This is not an anti-church post, just a friendly prompt for you to consider what it is you really want from your ceremony.
"We aren't religious but we have opted for a church service because we don't want a hotel or register office/don't want to write our own vows/don't want to spend lots of money /do like church buildings/do want an easy option/do want a traditional looking service."
This is something I see a lot in bride forums, even just yesterday, and, I'm not going to lie, it makes me feel so sad. Let me explain why.
I am a lover of churches and cathedrals. From the tiny village churches to the grand ones, the buildings themselves are awe-inspiring. So many stories! On holidays or day trips my husband and I seek them out to visit. We love reading about their history! So I can totally see why couples would want to marry in one.
So what are the details? Well it depends on the type of church but here's some info for C of E:
There is a basic fee set by the Church of England of £550 but churches can charge additional to that. This doesn't usually include bells, choirs, certificates, vergers, Order of Service, flowers and so on and additional charges can be made for extra heating for example.
To marry in a church (depending on the type of church and where it is) you are legally required to have your banns read out. They are read over three Sundays during the three months before the wedding in both the parish church where you live and the church you are marrying in. If there's not enough time then a license is required which costs around £200.
You also need to build a connection with that church by attending services, usually for 6 months.
It is important to note that you cannot marry in a C of E church if you are a same sex couple.
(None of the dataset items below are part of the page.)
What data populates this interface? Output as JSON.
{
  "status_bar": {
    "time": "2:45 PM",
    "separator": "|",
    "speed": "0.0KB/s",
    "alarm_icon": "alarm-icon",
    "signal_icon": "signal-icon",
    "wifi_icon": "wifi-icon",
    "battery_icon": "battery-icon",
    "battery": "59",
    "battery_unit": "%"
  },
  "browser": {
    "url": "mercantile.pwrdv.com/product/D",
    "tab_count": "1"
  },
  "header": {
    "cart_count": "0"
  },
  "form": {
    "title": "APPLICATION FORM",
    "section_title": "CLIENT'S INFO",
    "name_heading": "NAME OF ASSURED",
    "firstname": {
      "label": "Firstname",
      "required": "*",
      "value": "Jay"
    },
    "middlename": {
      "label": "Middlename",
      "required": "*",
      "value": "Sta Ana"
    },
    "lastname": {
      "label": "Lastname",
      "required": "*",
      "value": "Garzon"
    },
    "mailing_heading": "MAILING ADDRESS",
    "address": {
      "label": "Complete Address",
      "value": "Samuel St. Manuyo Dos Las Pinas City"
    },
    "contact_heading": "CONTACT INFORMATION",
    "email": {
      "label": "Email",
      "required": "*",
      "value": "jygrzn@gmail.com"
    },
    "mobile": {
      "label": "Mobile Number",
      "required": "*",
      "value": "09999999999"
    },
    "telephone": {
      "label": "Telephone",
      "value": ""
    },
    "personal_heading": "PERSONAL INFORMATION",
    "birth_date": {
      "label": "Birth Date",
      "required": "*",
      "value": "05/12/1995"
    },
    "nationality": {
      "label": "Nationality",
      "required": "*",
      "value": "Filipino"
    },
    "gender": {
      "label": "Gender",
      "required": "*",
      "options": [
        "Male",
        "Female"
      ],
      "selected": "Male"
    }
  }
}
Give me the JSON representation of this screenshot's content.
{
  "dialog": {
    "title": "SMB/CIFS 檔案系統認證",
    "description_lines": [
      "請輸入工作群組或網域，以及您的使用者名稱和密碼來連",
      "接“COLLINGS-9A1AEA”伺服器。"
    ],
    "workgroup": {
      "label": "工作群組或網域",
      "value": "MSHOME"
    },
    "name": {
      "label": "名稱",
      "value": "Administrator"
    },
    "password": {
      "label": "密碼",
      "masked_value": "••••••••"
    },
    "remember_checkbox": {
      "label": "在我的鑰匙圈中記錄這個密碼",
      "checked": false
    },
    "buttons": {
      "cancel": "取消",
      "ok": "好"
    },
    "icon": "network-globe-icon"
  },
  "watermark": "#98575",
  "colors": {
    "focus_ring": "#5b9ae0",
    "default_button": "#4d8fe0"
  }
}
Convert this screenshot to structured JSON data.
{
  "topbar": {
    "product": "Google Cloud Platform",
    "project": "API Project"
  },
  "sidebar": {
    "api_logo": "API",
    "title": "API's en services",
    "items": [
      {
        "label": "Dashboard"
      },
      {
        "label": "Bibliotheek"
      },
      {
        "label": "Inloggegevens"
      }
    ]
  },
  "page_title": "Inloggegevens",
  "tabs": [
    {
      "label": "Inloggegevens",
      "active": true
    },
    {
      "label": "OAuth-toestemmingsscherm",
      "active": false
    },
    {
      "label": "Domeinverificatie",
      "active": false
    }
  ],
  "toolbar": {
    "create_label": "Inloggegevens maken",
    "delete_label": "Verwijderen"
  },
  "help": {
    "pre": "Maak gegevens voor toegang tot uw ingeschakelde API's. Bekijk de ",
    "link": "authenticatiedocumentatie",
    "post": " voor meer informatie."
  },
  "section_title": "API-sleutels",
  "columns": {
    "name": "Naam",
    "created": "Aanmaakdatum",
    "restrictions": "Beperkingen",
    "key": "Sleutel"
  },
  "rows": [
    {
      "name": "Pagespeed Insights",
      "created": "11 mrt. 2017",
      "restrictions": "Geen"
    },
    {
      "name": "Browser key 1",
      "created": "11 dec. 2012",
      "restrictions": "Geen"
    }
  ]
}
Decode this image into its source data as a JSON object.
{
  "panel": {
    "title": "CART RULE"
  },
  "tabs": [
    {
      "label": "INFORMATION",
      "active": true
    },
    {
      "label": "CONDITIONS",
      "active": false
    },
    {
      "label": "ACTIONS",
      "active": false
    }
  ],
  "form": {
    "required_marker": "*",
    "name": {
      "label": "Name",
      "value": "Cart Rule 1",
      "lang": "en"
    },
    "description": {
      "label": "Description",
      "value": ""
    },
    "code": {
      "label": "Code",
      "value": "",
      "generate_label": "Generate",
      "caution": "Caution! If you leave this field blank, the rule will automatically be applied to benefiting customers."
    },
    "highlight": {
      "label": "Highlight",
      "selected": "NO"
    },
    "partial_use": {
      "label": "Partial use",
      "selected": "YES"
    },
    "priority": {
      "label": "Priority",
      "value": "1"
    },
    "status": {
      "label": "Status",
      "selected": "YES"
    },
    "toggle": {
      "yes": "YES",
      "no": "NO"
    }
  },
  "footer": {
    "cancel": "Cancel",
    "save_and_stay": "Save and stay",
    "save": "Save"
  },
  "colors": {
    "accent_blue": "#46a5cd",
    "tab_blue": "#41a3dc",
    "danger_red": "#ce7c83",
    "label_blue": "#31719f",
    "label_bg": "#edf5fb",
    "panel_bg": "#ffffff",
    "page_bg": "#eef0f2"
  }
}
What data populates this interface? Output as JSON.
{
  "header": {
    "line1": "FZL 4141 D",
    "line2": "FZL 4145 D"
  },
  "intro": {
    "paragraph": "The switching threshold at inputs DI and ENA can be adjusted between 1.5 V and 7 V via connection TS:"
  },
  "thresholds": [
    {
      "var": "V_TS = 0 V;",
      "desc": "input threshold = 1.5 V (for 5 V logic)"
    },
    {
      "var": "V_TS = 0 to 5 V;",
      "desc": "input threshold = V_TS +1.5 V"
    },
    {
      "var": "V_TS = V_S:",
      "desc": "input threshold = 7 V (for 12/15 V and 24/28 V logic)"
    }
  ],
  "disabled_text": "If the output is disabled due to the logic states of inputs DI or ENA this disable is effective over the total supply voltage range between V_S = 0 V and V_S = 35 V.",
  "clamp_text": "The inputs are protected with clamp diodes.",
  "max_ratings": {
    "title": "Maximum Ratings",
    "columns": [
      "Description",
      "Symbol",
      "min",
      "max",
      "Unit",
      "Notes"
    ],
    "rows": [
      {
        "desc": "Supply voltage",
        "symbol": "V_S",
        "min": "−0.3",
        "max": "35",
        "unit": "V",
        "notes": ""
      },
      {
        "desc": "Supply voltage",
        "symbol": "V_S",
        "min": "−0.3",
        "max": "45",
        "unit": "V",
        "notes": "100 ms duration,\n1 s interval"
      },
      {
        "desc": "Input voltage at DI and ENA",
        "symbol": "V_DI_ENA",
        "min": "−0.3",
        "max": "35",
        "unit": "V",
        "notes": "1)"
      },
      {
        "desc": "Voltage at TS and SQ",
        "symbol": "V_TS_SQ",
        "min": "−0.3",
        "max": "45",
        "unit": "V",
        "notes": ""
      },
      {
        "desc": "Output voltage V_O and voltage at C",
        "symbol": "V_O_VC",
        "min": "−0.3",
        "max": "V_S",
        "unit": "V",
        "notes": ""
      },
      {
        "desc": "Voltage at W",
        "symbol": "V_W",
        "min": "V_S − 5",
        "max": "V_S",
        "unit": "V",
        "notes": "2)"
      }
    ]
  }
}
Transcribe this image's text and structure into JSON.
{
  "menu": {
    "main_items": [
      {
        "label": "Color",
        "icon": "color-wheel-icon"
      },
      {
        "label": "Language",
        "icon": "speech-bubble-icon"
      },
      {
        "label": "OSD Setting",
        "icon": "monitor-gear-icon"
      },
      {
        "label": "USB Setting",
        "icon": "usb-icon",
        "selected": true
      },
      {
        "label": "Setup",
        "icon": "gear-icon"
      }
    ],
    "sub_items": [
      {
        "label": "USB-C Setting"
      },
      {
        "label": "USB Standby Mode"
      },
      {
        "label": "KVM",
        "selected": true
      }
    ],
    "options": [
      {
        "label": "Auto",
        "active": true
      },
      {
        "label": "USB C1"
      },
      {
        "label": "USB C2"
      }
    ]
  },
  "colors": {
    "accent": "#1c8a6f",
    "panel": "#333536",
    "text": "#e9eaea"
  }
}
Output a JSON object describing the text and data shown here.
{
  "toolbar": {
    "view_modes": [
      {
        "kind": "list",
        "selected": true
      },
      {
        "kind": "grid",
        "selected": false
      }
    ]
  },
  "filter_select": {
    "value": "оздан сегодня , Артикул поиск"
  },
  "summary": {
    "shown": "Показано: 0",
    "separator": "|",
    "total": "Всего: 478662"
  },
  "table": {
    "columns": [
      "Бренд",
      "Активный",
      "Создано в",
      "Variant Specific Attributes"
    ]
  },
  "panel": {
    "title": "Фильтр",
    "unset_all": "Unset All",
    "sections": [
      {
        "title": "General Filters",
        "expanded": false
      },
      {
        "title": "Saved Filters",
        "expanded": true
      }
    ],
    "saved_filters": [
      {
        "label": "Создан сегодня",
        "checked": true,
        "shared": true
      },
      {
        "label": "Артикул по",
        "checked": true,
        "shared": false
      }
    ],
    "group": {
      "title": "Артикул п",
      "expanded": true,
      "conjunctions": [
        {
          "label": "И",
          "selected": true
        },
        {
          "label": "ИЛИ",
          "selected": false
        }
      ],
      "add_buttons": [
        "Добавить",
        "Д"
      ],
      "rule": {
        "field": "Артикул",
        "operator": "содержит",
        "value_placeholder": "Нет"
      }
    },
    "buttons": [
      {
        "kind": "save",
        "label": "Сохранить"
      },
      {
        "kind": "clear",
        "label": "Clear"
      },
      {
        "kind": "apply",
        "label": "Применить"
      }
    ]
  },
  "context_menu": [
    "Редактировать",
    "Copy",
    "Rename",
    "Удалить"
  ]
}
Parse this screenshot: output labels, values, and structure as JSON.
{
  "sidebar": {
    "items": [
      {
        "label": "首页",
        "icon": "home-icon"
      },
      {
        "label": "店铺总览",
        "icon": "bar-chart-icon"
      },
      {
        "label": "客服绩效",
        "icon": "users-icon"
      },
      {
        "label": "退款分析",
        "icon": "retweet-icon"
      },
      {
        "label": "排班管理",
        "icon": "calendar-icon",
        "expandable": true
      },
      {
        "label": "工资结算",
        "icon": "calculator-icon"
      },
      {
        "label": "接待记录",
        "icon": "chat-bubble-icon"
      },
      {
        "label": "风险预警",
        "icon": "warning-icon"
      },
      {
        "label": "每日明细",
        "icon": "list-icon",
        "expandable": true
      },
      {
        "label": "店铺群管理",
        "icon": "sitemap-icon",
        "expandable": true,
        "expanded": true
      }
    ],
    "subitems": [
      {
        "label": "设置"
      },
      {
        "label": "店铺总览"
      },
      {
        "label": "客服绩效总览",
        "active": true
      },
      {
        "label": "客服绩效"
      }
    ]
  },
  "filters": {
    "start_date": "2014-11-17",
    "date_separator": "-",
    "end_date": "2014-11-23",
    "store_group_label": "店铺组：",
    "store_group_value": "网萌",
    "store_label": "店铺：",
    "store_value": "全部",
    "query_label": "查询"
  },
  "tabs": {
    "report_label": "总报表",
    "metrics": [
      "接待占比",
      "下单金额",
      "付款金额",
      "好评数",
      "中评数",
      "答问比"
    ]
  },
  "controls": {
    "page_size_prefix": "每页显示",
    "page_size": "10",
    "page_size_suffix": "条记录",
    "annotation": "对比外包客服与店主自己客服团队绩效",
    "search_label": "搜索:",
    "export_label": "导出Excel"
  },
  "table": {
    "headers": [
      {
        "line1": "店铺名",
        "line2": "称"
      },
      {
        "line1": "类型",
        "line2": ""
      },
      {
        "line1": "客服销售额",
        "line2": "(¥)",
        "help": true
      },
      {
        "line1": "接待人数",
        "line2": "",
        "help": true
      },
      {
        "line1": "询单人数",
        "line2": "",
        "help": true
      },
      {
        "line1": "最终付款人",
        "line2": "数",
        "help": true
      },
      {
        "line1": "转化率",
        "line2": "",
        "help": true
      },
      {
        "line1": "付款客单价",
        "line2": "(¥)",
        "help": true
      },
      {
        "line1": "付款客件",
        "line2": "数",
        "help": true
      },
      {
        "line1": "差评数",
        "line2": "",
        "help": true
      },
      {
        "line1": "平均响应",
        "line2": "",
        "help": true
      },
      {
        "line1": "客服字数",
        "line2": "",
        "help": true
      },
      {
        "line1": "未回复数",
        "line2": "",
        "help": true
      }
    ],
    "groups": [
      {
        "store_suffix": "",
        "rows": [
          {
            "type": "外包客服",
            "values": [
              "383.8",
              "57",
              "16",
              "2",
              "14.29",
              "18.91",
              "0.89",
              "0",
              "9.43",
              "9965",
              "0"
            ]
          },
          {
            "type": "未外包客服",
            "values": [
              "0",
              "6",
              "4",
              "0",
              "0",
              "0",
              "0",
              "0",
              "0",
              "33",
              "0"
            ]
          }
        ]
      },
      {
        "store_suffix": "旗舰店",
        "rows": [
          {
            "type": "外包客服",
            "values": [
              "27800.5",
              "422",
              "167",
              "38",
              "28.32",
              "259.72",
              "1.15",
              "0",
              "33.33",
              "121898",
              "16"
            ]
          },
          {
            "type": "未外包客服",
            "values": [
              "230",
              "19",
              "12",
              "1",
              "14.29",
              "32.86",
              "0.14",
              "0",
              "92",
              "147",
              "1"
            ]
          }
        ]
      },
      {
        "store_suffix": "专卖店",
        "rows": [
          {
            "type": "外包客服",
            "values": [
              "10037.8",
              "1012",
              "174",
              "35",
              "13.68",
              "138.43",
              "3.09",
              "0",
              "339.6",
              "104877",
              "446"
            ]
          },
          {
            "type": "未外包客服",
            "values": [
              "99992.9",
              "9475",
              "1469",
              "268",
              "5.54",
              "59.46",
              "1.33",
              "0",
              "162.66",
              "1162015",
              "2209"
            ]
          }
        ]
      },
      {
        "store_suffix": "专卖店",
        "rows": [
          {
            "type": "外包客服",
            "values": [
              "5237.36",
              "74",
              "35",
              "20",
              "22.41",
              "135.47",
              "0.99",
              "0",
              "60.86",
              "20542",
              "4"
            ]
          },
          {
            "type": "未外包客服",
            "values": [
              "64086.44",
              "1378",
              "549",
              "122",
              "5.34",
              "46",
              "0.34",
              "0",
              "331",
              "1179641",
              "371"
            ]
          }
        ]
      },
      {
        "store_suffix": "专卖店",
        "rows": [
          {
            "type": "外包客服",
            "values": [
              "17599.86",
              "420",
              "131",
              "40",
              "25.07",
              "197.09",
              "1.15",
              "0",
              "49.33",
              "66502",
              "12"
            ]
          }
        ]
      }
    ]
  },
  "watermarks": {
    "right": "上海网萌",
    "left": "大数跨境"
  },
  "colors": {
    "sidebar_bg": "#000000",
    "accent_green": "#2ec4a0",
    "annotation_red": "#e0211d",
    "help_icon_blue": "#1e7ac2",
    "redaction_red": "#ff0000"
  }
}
Divorcees need to speak with the vicar as some are not willing to marry divorcees. Your service and vows will be a Christian one and focused on what your marriage means in the eyes of God.
But Lisa, why does all that make you sad?
I am passionate about couples having a ceremony that is inclusive and that is all about their love, their story and what they believe, not all about things they or their guests don't believe in.
I want couples to know that celebrant-led ceremonies do not have to be quirky, wacky, loud or out there. They can be traditional, beautiful, quiet and reflective if that is what the couple want. Ring exchanges, candle lighting, singing...we do that too!
I believe in equality, and I think you do too, so why marry in a place that is not supportive of same sex marriage particularly if you are inviting any LGBTQ guests?
I want couples to know that humanist ceremonies can be held anywhere including deconsecrated churches and private chapels such as the magnificent Left Bank Leeds (see pics below) and the idyllic Thicket Priory (pics at bottom of page).
Left Bank Leeds
Humanist ceremonies don't have to cost you a fortune either - got a local pub or restaurant you both love or know someone with a nice garden? A farmer with a field?
My fee is £550, the same as the basic church fee. It includes friendship, support and guidance. It includes meeting me before your big day and telling me all the things that are important to you in your ceremony and your married life. It includes a completely bespoke ceremony, no set scripts. It includes handholding and making it all as simple as possible!
If a church service is for you, that is brilliant, and I am so happy that you have found a service you are excited about and looking forward to.